Administration morality and free-market immigration
THE immigration story out of the White House was a two-day wonder. Less than 24 hours after the Council of Economic Advisers assailed the immigration reform bill now working its way through Congress as bad for business, deputy press secretary Larry Speakes reaffirmed President Reagan's support for the legislation. But the damage had been done -- opponents of the measure had a potent new weapon. And the episode isn't just a matter of mixed administration signals. It illustrates how private-enterprise morality is, more and more, becoming the overriding morality of the Reagan administration.
In Washington, legislators on both sides of the political aisle have been struggling to draft a law to deal fairly and sensibly with the flood of illegal immigrants. The idea is to extend legal rights to those who have been in this country for years, while clamping down on newcomers.
But trying to reconcile the interests of farmers who rely on alien workers, unions worried about losing jobs, and Hispanic groups upset about discrimination is a tough job.
Trying to sell such a policy to Congress is tougher yet.
The law that is now on the books is an invitation to hypocrisy. Undocumented aliens aren't allowed to work here, but employers are free to hire them. By penalizing employers who put workers on their payroll, the proposed new law would discourage aliens from slipping across the borders.
This is where the Council of Economic Advisers comes in. In its draft report, it attacked the proposed sanctions as a ``labor market tax'' that hurts the economy.
The reasoning is pure Chicago School economics, the economics of a world where efficiency counts for everything and fairness is irrelevant. If employers have to screen job seekers to determine who is an illegal alien, the council contends the recordkeeping will cost American farmers and businesses pots of money -- an estimated $1.6 billion to $2.6 billion annually, according to the council's out-of-thin-air estimates.
Moreover, the council says, aliens grease the wheels of the economy. They wash the test tubes of busy scientists and change the diapers of children in busy households.
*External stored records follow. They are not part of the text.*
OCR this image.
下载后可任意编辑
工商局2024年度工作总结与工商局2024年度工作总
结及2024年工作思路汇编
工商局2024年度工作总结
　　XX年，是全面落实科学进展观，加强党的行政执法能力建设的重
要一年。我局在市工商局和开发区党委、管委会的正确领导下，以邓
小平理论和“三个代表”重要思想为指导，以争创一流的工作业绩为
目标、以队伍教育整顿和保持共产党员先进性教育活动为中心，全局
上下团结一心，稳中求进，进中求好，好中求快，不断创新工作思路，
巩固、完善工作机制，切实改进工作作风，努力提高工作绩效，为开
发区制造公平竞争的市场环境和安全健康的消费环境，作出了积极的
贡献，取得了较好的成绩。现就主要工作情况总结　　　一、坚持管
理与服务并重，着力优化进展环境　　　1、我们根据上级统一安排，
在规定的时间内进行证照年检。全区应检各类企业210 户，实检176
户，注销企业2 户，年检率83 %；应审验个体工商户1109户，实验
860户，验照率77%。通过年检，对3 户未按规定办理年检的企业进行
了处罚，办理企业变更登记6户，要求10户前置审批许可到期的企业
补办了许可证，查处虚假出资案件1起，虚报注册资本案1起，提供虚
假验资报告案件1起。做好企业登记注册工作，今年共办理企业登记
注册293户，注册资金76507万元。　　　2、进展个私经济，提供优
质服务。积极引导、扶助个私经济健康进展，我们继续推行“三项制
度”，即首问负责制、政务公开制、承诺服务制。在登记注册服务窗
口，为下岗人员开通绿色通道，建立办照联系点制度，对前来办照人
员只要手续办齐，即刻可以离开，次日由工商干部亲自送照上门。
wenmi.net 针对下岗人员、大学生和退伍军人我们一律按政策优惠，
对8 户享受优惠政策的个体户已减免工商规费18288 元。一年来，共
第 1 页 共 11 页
If fewer aliens are available to do the dirty work, then America will be worse off.
These aren't the off-the-wall thoughts of some independent-minded economist. The last independent-minded economist to chair the council, Martin Feldstein, is safely back at Harvard. His successor, Beryl Sprinkel, was picked because he is a loyal company man. Despite the ritual disclaimer, the council's position represents the administration's thinking.
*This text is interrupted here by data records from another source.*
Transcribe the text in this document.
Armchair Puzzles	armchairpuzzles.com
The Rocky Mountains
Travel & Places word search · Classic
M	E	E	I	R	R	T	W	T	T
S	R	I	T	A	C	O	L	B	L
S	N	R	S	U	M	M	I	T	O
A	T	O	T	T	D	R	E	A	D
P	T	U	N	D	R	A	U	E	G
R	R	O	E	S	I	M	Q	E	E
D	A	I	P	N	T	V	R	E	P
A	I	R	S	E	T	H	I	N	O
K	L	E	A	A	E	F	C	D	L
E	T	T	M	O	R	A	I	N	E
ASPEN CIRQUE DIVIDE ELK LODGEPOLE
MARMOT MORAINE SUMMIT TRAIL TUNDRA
And what an odd view of the world it is. What is the logic of a government that aggressively prosecutes those whose crime is sheltering a handful of aliens who have fled from Central America, fearful for their lives, while at the same time blithely asserting that millions of illegal immigrants are an economic boon?
It's not just the logic of the White House economists' position that's faulty; it's the position itself. This is a cartoonists' exaggeration of ``what's good for General Motors is good for the country.'' Boiled down to its un-pretty essentials, the argument is that paper work is costly and illegal aliens are a cheap labor source.
Certainly it will cost employers money if they have to check on the status of prospective employees. But a great many things that the nation aspires to -- including a marketplace where companies aren't free to discriminate against monorities or pollute the environment or maintain hazardous working conditions -- cost employers money, too. They all amount to a ``labor market tax,'' as the council puts it. It might well be cheaper if Washington let business go its own way, importing planeloads of Koreans willing to work at 50 cents an hour, but it would hardly be better.
Although the evidence is ambiguous, the illegal aliens may boost this country's economy, as the economists claim. They may make it easier for American farmers to compete on the international market. But whatever the economic calculus, keeping millions of people in a kind of suspended animation, with no claim to even the basics of a decent life, isn't good for the nation's moral health.
Until President Reagan makes the immigration reform bill his cause -- until he acknowledges that, in the long term, it is at least as important as the tax law changes he has been working for -- there won't be an immigration bill. Washington insiders will continue to believe, and not without cause, that the only morality that counts in the White House these days is the morality of the bottom line. In the name of economic freedom, this crowd is taking enormous liberties.
David L. Kirp is a professor of law and public policy at the University of California, Berkeley.